Just how consumers wound up being billed by One Call is unclear; the IURC has not conducted an evidentiary hearing, pending possible resolution by settlement.
"We would prefer [settlement] as opposed to the time and expense of litigation," said Anthony Swinger, spokesman for Indiana Utility Consumer Counselor Susan Macey.
One Call said it has had long-standing security provisions in place to identify and prevent hijackers from accessing its networks.
"We believe the IURC will agree that our protocols are appropriate to identify and curtail the risks of modem hijacking while still allowing consumers to have modemdialed network access to the Internet," the company said in its written statement.
Some of those consumers already have resolved their beef with One Call. Christine Lawrence of Greenfield said she discovered more than $100 in suspicious calls on her bill in 2004, including a 16-minute call to the United Kingdom.
"It took me about six to eight months before I got word back that they dropped the charges," Lawrence said.
Busy in court
Even if the OUCC strikes a settlement with One Call, the company still faces a handful of suits by consumers who misdialed an operator service and reached Opticom.
Norma Kesman of Pocahontas, Ill., filed suit against the company in U.S. District Court in Indianapolis over a collect call she received from her sister in 2002. The sisters say they were unaware the call was being placed through Opticom and that the service did not identify itself as required. Kesman said she was charged $46.41 for an eight-minute call.
"It's really one of those cases that's outrageous," said Robert Dassow, an Indianapolis attorney who represents Kesman in the case alleging fraud and other violations.
"You really don't want to pay $43 for three minutes of service," he said, citing other cases. He is seeking to have the complaint certified as a class-action case. "We're not going away."

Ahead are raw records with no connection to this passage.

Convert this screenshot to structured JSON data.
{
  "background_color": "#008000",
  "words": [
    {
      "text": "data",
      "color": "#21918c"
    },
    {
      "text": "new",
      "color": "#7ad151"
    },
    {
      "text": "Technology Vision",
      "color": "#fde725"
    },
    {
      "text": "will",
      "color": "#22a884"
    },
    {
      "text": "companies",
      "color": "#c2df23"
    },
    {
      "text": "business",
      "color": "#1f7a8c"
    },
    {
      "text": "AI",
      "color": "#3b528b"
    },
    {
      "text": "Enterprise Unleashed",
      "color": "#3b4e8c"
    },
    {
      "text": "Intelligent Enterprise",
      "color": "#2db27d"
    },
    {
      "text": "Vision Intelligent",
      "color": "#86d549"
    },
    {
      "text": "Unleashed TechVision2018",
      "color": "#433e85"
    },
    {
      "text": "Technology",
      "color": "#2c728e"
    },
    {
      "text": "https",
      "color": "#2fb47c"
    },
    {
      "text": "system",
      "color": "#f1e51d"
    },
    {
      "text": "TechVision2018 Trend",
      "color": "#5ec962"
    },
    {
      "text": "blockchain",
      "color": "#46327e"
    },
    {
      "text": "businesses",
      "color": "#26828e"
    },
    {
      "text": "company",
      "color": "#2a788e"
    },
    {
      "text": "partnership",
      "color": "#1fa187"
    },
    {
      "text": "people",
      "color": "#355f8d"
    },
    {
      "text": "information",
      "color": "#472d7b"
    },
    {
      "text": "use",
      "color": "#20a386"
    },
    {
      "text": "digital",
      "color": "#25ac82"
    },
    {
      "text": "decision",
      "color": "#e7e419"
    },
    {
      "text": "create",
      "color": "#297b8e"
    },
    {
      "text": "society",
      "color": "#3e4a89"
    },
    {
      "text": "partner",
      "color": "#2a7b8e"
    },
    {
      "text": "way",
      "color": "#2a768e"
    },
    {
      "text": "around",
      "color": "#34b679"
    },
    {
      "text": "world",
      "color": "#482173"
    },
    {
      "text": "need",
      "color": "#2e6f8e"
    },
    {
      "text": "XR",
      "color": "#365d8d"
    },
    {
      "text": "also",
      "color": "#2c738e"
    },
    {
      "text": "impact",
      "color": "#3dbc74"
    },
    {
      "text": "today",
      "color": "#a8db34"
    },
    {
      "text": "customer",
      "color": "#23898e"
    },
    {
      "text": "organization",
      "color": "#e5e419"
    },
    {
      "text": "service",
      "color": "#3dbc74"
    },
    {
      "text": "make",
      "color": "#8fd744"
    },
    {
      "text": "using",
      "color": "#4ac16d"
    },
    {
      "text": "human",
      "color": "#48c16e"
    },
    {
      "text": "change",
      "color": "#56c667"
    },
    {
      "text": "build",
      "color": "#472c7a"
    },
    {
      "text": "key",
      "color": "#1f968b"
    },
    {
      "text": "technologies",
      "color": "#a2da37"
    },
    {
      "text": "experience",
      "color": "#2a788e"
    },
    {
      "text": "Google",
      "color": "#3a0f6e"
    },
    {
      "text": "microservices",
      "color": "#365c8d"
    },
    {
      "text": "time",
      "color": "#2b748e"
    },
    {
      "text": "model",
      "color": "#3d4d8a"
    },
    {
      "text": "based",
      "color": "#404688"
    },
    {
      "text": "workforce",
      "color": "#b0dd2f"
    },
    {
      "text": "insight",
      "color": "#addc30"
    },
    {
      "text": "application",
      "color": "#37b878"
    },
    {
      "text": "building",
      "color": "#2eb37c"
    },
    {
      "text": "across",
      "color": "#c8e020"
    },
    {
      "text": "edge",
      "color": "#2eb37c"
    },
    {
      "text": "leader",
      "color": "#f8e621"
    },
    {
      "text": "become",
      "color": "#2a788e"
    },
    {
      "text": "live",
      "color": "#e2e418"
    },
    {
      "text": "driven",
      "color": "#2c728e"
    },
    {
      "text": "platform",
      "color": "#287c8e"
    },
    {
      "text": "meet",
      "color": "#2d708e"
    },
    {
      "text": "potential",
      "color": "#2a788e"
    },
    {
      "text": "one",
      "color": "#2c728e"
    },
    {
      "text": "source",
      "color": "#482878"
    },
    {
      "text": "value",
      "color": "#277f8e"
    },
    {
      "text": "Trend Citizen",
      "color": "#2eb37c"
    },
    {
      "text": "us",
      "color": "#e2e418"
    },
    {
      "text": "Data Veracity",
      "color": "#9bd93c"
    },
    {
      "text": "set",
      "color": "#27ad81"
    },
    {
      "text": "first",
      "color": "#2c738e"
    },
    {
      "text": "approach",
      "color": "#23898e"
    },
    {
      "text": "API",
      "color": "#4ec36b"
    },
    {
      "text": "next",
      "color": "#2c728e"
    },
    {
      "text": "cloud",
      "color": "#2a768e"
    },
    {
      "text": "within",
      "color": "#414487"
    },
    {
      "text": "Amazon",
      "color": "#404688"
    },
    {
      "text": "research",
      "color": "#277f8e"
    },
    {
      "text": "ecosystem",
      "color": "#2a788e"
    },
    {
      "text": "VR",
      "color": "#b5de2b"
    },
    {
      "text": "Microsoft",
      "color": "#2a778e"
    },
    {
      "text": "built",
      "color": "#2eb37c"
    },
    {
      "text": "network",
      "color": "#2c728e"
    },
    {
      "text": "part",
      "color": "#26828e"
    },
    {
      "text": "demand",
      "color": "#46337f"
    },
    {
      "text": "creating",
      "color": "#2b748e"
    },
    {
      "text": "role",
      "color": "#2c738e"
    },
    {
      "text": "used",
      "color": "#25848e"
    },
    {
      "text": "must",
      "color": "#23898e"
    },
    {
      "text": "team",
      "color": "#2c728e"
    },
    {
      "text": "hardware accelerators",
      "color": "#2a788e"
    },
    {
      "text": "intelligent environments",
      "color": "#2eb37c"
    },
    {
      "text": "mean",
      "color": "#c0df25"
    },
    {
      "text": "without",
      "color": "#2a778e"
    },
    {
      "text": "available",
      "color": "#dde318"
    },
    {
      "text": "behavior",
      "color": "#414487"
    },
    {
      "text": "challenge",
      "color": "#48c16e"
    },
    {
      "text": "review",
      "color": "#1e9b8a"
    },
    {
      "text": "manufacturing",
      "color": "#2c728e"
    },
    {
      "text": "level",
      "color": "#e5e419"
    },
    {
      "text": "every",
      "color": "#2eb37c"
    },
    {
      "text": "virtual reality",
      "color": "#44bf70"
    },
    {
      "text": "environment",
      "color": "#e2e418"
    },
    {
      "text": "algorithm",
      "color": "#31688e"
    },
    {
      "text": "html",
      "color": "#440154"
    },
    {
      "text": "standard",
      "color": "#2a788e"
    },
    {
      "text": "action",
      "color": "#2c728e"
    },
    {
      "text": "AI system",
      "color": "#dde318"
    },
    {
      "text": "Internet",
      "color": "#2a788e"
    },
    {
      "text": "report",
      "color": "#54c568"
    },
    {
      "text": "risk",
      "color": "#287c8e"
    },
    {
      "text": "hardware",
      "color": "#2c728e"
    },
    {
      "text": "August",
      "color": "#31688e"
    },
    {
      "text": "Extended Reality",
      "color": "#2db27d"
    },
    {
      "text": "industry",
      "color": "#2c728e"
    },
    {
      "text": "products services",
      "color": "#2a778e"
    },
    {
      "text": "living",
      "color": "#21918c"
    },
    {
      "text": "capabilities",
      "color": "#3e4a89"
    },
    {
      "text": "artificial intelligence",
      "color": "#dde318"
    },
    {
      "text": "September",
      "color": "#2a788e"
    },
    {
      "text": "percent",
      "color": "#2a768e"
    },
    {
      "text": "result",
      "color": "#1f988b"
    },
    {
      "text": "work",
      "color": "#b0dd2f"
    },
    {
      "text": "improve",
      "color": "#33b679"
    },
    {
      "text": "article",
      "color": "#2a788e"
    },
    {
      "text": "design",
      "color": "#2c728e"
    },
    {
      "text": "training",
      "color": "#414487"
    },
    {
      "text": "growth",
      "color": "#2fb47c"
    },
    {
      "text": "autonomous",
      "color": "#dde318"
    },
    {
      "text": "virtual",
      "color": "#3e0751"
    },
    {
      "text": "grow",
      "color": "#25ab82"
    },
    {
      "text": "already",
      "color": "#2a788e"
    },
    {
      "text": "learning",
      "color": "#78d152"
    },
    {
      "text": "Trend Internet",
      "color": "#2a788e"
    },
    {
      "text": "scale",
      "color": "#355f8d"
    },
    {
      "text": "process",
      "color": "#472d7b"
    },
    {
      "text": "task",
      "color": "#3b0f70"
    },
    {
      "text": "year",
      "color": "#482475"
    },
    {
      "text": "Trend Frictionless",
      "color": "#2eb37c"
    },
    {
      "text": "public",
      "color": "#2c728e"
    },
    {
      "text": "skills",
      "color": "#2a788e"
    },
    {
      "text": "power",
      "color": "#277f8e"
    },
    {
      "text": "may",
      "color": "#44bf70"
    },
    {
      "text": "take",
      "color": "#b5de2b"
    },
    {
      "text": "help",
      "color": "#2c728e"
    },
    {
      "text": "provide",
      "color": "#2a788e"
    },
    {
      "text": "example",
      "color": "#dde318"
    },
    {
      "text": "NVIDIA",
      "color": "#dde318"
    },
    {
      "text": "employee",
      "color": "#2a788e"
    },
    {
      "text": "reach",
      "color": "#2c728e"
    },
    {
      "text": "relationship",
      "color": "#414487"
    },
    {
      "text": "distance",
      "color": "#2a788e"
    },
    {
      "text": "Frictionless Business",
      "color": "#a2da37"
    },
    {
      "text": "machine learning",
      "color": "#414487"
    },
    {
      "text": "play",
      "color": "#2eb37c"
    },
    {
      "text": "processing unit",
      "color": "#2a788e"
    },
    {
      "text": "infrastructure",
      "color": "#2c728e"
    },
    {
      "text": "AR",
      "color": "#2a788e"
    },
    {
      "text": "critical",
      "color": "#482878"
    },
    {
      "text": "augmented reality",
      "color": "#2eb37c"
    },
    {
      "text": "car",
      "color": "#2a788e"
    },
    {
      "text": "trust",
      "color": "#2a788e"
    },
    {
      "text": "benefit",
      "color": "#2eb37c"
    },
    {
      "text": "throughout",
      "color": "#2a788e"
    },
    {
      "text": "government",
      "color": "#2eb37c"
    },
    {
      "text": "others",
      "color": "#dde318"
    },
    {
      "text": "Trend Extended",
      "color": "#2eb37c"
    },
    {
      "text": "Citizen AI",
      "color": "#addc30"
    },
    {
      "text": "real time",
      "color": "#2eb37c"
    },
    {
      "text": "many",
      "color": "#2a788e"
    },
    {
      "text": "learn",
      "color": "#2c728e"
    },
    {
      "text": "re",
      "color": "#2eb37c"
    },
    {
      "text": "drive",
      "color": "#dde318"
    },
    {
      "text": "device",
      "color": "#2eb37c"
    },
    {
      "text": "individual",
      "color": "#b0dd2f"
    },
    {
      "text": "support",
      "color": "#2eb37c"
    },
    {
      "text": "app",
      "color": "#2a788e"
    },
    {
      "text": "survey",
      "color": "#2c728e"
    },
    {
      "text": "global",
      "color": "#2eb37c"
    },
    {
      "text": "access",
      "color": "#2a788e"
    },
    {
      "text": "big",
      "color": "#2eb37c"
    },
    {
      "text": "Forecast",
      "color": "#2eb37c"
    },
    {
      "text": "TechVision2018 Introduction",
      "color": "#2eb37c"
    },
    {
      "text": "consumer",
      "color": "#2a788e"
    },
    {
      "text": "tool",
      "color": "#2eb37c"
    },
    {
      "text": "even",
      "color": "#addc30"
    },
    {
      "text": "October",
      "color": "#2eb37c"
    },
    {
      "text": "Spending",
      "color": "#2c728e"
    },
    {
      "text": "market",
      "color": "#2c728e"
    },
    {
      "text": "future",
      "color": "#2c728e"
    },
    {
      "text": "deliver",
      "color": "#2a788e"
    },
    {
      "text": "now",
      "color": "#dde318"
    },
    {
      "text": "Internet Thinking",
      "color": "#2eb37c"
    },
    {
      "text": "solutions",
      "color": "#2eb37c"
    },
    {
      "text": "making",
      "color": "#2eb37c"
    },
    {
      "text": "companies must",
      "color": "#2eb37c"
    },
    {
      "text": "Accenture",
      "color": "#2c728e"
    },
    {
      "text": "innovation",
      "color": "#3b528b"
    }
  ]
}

One Call also has been racking up complaints elsewhere. The Better Business Bureau in Indianapolis said it has received 485 complaints about the company over the last three years. Over the last 12 months, there have been 290 complaints, with 85 still pending.
Many of the complaints involve modem hijacking and "extremely high rates" on calls made from public telephones. The BBB said One Call responded that calls are billed at rates allowed by tariffs on file with the FCC.
Linda Carmody, who heads the local BBB office, said she's shared the complaint results with state and federal agencies. A company official has met with the BBB, and the company has responded to complaints, she said-most of the time offering a partial refund.
Still, the company has the bureau's lowest rating.